212 East 85th Street v. Department of Public Service

Rose, J.

Appeal from a judgment of the Supreme Court (Cahill, J.), entered August 5, 2008 in Albany County, which dismissed petitioners’ application, in a proceeding pursuant to CPLR article 78, to review a determination of the Public Service Commission dismissing petitioners’ application to, among other things, prohibit certain respondents from constructing certain electrical transformer test pits in New York City.

Petitioners own and operate an apartment building in New York City that is located across the street from an office building and movie theater owned and operated by respondents 210 East 86th Street Corporation and City Cinemas Corporation (hereinafter collectively referred to as respondents). After petitioners learned that respondents had made arrangements with respondent Consolidated Edison Company of New York, *1260Inc. (hereinafter Con Ed) for the installation of new electrical equipment to be located on petitioners’ side of the street beneath a sidewalk abutting petitioners’ building, they commenced an action against respondents, Con Ed and several city agencies to enjoin placement of the equipment. Supreme Court (York, J.) ultimately dismissed the action because petitioners had yet to seek a final determination concerning installation of the equipment from the administrative agencies with jurisdiction. Petitioners then applied to the Public Service Commission (hereinafter PSC) for a ruling prohibiting respondents and Con Ed from installing the electrical equipment under the sidewalk. The PSC concluded that it had no jurisdiction over the location of this electrical equipment under the sidewalks of New York City and dismissed petitioners’ application. Petitioners then commenced this CPLR article 78 proceeding to obtain judicial review of that determination. Supreme Court (Cahill, J.) dismissed the petition, prompting this appeal.

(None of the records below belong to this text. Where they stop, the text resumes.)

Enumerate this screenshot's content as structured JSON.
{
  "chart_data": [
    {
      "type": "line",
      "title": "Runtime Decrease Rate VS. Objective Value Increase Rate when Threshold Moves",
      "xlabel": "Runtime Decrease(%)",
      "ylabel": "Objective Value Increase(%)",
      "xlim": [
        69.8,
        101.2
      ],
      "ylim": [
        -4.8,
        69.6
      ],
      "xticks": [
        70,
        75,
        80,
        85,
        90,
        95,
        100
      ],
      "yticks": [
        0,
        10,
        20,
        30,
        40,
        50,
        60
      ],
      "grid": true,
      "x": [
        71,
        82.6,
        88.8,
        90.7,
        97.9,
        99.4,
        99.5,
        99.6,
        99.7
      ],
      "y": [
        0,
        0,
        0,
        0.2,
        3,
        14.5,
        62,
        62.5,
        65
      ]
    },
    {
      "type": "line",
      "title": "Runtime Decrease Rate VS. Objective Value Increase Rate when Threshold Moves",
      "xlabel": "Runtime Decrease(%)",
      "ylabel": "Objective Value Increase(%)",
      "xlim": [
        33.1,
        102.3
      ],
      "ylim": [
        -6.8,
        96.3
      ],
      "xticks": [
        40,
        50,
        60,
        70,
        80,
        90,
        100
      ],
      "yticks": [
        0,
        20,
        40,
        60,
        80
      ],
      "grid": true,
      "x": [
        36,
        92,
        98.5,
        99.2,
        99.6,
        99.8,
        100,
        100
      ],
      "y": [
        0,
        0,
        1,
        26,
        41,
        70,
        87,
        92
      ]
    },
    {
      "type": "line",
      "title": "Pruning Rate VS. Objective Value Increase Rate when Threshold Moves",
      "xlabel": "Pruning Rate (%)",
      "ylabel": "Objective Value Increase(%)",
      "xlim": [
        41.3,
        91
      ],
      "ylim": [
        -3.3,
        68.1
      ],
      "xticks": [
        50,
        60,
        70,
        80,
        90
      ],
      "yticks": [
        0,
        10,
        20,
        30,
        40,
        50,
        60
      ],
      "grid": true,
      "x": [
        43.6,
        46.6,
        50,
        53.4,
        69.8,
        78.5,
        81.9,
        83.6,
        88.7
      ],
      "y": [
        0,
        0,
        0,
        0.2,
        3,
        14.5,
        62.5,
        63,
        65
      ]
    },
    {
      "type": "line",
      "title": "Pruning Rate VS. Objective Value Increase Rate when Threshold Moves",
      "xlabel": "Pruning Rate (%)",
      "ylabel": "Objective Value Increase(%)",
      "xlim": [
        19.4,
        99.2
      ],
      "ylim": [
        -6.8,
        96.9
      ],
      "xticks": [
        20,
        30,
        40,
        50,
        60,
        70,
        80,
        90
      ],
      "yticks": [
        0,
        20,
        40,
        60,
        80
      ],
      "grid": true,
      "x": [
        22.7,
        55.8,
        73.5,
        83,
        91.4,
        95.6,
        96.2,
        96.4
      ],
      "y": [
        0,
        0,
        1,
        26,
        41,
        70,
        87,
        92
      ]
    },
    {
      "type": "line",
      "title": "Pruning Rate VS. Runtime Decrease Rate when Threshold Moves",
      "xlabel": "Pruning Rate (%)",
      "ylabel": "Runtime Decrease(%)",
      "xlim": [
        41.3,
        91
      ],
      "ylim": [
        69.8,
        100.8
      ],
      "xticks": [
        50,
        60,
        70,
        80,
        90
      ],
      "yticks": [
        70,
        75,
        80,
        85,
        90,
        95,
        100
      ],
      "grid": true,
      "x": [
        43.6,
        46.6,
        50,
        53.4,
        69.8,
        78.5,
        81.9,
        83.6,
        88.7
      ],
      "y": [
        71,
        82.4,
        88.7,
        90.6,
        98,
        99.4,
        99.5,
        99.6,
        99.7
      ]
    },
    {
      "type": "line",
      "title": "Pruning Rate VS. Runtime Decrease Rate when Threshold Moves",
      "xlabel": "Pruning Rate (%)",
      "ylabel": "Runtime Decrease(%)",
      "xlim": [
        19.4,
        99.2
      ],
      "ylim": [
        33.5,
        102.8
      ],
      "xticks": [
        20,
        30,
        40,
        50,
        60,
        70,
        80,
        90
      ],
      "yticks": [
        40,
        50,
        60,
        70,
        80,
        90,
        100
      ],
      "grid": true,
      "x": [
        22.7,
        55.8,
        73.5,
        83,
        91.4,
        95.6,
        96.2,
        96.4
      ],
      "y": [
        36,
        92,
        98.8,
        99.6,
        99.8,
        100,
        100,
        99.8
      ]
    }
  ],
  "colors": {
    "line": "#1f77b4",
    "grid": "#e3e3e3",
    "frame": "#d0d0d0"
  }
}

Petitioners contend that Supreme Court erred in dismissing their petition because the PSC did have jurisdiction to resolve their dispute with respondents concerning the placement of new electrical equipment for respondents’ building. We disagree. New York City Charter § 2903 (b) (5) explicitly vests respondent Department of Transportation of the City of New York (hereinafter DOT) with jurisdiction over “the use and transmission of gas, electricity, pneumatic power and steam for all purposes in, upon, across, over and under all streets, roads, avenues, parks, [and] public places” in New York City. Contrary to petitioners’ contention, the earlier order of Supreme Court (York, J.) did not determine that the PSC had jurisdiction over petitioners’ particular complaint. Rather, the court merely observed that the parties’ submissions “reveal” that authorizations for the proposed use of electrical equipment are obtained from the PSC and permits for excavation of the sidewalk are obtained from the DOT, and petitioners must exhaust any administrative remedies they might have with these agencies.

Petitioners argue that the PSC, rather than the DOT, was the appropriate agency to adjudicate their dispute because, in the course of an earlier arbitration between respondents and Con Ed, a PSC arbitrator had acknowledged that the sidewalk was a possible off-site location for the equipment. The arbitrator’s decision, however, held only that two additional transformers were needed and that “210 East 86th Street Corporation should either provide space within ... its building . . . , or avail itself of the alternative plans for a mutually acceptable off site location at its own cost and expense.” This holding did not direct where the equipment would be installed.

*1261Given that the PSC’s jurisdiction is limited by statute (see Public Service Law § 5) and the DOT’s jurisdiction regarding the location of electrical facilities under the public sidewalks of New York City is clear, Supreme Court (Cahill, J.) did not err in concluding that there is a rational basis in the record for the PSC’s determination that it lacked jurisdiction over petitioners’ dispute with respondents (see Matter of Keyspan-Ravenswood, Inc. v Public Serv. Commn. of State of N.Y., 7 AD3d 837, 838 [2004]). We have considered petitioners’ remaining contentions and find them to be without merit.

Cardona, P.J., Kane and Stein, JJ., concur. Ordered that the judgment is affirmed, without costs.